ÓRGANO OFICIAL DEL COMITÉ CENTRAL DEL PARTIDO COMUNISTA DE CUBA

Que la Constitución de Estados Unidos comience con las palabras «Nosotros el pueblo» –nos recuerda a Chomsky– era un acto revolucionario tremendo, incluso teniendo muchas fallas el texto y su implementación.

La Revolución independentista de las Trece Colonias fue, en muchos sentidos, un acto radical que obtuvo, como era de esperar, la respuesta agresiva de los poderes hegemónicos, en ese entonces personificados por el rey Jorge iii de Inglaterra.

El miedo al ejemplo emancipatorio –no solo en términos de la relación colonia-metrópoli, sino además en términos sociopolíticos– no se redujo al Imperio Británico, sino que sus ecos llegaron a la corte del Imperio Austríaco, donde Klemens von Metternich, quien llegaría a ser figura central en el periodo, advirtió que «las pernicisosas doctrinas del  republicanismo» enarboladas por los revolucionarios de las Trece Colonias, podían extender sus «viciosos principios» más allá de aquella geografía.

Tales temores se extendieron también al Imperio Ruso, el cual en tal ejemplo, veía un peligro aun mayor que la ruptura del llamado Concierto de Europa, por el cual las grandes potencias continentales acordaban un balance del poder que asegurara la estabilidad interna que necesitaba, en definitiva, el verdadero escenario en que se decidía y ejecutaba su poder de clases.

Ciento veinte años después, era el presidente Woodrow Wilson, supuesto heredero de los revolucionarios norteamericanos, quien ahora expresaba los mismos sobresaltos respecto a la naciente Revolución bolchevique.

A su secretario de Estado, Robert Lansing, le preocupaba que los revolucionarios rusos estuvieran apelando a los «proletarios de todo los países, los ignorantes y mentalmente deficientes, quienes, por su cantidad, estaban urgidos a convertirse en dominantes (…), un verdadero peligro en vista del proceso de descontento  social en el resto del mundo».

El Presidente yanqui veía, con similar pánico al que vieron los zares Pablo y Alejandro en el republicanismo de sus antecesores independentistas, al republicanismo bolchevique.

Pero, entre ambas preocupaciones hay una diferencia esencial: los próceres de la independencia norteamericana temían el poder de la mayoría.

James Madison no se escondía mucho para declararlo, y durante los debates constituyentes instruía, que una de las funciones del Gobierno era «proteger a la minoría de los opulentos contra la mayoría». De los esclavos ni hablar, por más que la Constitución dijera que todos los seres humanos nacían iguales, los negros no eran a los ojos de los redactores, humanos.
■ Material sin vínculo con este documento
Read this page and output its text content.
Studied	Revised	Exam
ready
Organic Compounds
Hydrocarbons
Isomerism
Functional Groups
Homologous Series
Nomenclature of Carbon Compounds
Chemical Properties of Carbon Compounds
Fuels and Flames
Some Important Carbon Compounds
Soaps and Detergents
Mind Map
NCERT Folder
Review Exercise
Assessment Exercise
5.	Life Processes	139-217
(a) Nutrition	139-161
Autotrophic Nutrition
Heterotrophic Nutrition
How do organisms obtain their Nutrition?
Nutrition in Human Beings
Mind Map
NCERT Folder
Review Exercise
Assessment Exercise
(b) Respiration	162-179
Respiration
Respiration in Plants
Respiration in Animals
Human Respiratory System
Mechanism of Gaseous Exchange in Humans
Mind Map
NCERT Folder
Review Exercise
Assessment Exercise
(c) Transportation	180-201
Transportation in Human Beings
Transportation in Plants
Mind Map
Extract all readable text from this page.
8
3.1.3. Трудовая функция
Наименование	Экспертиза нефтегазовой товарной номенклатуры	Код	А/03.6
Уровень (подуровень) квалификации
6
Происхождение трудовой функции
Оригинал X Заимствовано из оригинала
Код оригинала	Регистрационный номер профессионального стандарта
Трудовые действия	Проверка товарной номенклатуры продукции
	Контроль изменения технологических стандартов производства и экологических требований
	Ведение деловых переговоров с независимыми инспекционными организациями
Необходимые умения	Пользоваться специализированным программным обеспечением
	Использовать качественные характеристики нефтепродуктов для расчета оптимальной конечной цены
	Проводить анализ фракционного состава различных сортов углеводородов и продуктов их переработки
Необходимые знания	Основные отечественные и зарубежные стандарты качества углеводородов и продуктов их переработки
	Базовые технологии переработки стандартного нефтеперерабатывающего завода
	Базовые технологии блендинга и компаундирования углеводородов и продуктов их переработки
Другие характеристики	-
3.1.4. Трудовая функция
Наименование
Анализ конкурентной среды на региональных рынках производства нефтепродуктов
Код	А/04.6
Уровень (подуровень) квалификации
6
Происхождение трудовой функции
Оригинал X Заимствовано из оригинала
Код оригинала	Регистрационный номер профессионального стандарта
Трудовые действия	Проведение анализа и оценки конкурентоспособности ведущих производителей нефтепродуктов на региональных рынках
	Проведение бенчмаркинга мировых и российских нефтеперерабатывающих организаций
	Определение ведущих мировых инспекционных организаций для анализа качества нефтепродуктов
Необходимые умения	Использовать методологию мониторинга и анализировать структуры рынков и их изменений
No es por tanto de extrañar, que Wilson, décadas después, viera espantado que las ideas bolcheviques amenazaban con alborotar a los negros que ya estaban pidiendo mejores salarios y, peor aún, obligarían a incluir a los obreros en la dirección de las empresas privadas. El mal era de origen, es decir, de clases.

En contraposición a ello, en la Revolución bolchevique, Lenin clamaba todo el poder a los soviets, una manera de decir a los obreros, los campesinos, los soldados: a la mayoría.

El pecado esencial de Lenin no es haberse asumido marxista, es decir, comunista. Su pecado es haber demostrado que la toma proletaria del poder era posible. Por eso su figura es, para el opresor, imperdonable, desde Wilson hasta hoy. Quienes siguen su ejemplo, merecen el mismo castigo colectivo que entonces se le impuso a la joven República Soviética. Quienes seguimos su ejemplo, por lejos o cerca que estemos de conseguirlo, venceremos.